We then use the test case to implement the two examples listed in the intuitive explanation of PaxOS below, which look at poxOS in action from the code:
In this example
The first example is paxOS running Slide-32 without conflict:
TestCase1SingleProposer (proposer) :
func TestCase1SingleProposer(t *testing.T) {
ta := require.New(t)
acceptorIds := []int64{0.1.2}
quorum := 2
// Start the services of three acceptors
servers := ServeAcceptors(acceptorIds)
defer func(a) {
for _, s := range servers {
s.Stop()
}
}()
// Define the PAxOS instance ID with the key and version to be updated
paxosId := &PaxosInstanceId{
Key: "i",
Ver: 0,}var val int64 = 10
// define a Proposer with an arbitrary id of Proposer 10.
var pidx int64 = 10
px := Proposer{
Id: paxosId,
Bal: &BallotNum{N: 0, ProposerId: pidx},
}
// Run Phase1 with the two acceptors on the left,
// Success, no other ballot number is seen
latestVal, higherBal, err := px.Phase1(
[]int64{0.1}, quorum)
ta.Nil(err, "constitued a quorum")
ta.Nil(higherBal, "no other proposer is seen")

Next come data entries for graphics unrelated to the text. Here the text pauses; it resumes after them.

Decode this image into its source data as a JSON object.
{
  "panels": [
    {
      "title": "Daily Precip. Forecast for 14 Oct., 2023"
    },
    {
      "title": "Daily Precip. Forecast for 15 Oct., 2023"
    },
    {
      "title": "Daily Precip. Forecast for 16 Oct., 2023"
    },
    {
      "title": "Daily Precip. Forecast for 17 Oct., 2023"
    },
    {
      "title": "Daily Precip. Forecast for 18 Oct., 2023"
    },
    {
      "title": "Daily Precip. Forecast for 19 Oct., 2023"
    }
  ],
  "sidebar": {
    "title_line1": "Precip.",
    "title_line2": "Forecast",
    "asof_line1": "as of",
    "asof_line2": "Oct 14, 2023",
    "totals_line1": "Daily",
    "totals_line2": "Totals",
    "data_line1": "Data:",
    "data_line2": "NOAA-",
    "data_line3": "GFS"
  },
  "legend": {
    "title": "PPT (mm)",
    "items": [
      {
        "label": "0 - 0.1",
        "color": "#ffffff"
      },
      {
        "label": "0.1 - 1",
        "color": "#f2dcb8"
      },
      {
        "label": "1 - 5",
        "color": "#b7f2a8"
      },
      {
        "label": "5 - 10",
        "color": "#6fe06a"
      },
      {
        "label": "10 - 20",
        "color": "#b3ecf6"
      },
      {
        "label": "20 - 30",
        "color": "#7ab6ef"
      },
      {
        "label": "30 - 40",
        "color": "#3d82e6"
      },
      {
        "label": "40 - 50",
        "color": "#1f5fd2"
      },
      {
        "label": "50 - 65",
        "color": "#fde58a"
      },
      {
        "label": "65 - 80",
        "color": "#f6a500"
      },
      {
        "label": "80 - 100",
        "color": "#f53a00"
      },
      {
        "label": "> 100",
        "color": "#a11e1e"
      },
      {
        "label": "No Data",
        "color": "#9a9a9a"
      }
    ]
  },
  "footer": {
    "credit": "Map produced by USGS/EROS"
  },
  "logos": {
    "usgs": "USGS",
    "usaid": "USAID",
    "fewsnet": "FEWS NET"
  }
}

ta.Nil(latestVal, "no voted value")
// After Phase1 succeeds, I can't see any other "cute" values,
// Proposer selects its own value for phase E2
px.Val = &Value{Vi64: val}
// Phase 2
higherBal, err = px.Phase2(
[]int64{0.1}, quorum)
ta.Nil(err, "constitued a quorum")
ta.Nil(higherBal, "no other proposer is seen")}Copy the code
The second example corresponds to two instances where a Proposer encounters a conflict and resolves that conflict. The code is not posted in the article and can be seen in TestCase2DoubleProposer
The next step
We implemented a storage system that specifies a key, VER, but there are still a few things missing from actually producing usable KV storage:
-
In write operations, users do not need to specify a VER. Therefore, you need to implement the function of searching for the maximum VER for the specified key. None of this is relevant to PaxOS, so the logic is now omitted from this implementation. More on that later. 🤔
-
In order to avoid the need to specify ver for read operations, a snapshot function is also required, that is, to save a map of key-values. This map only needs to record the latest value of each key (and ver, etc.). Once you have this map, the version of the confirmed value can be deleted. That is, the Versions structure only exists as a change log for each key and stores the paxOS instance corresponding to each change.
-
The snapshot feature also introduces another requirement, the learn behavior in Paxos Made Simple, corresponding to Phase3. In the store described in this article, only the Proposer knows that a key-ver has reached a majority, Acceptor does not know yet, so paxos must be read again. When an Acceptor accepts a value, it notifys other acceptors of the value. We can set each Acceptor to a user as well: If an Acceptor votes a value to a Proposer, it also broadcasts that event to other acceptors so that each Acceptor knows which value has reached quorum (safe) and can be read directly.
In practice, however, this approach produces an n-² number of messages. So if a Proposer receives a Phase2 response for a quorum, then it broadcasts a message to all acceptors that the paxos instance is safe. That message is called Commit on most systems.
The next version of the implementation will use the classic log plus snapshot method to store data.
Friends interested in what aspects, welcome to urge more 🤔…
The code used in this article is on the Naive branch of the Paxoskv project: github.com/openacid/pa…
If there is anything missing in this article, or you have any good ideas, please feel free to discuss.
Questions related to this article can be raised on the Paxoskv project hub Issue.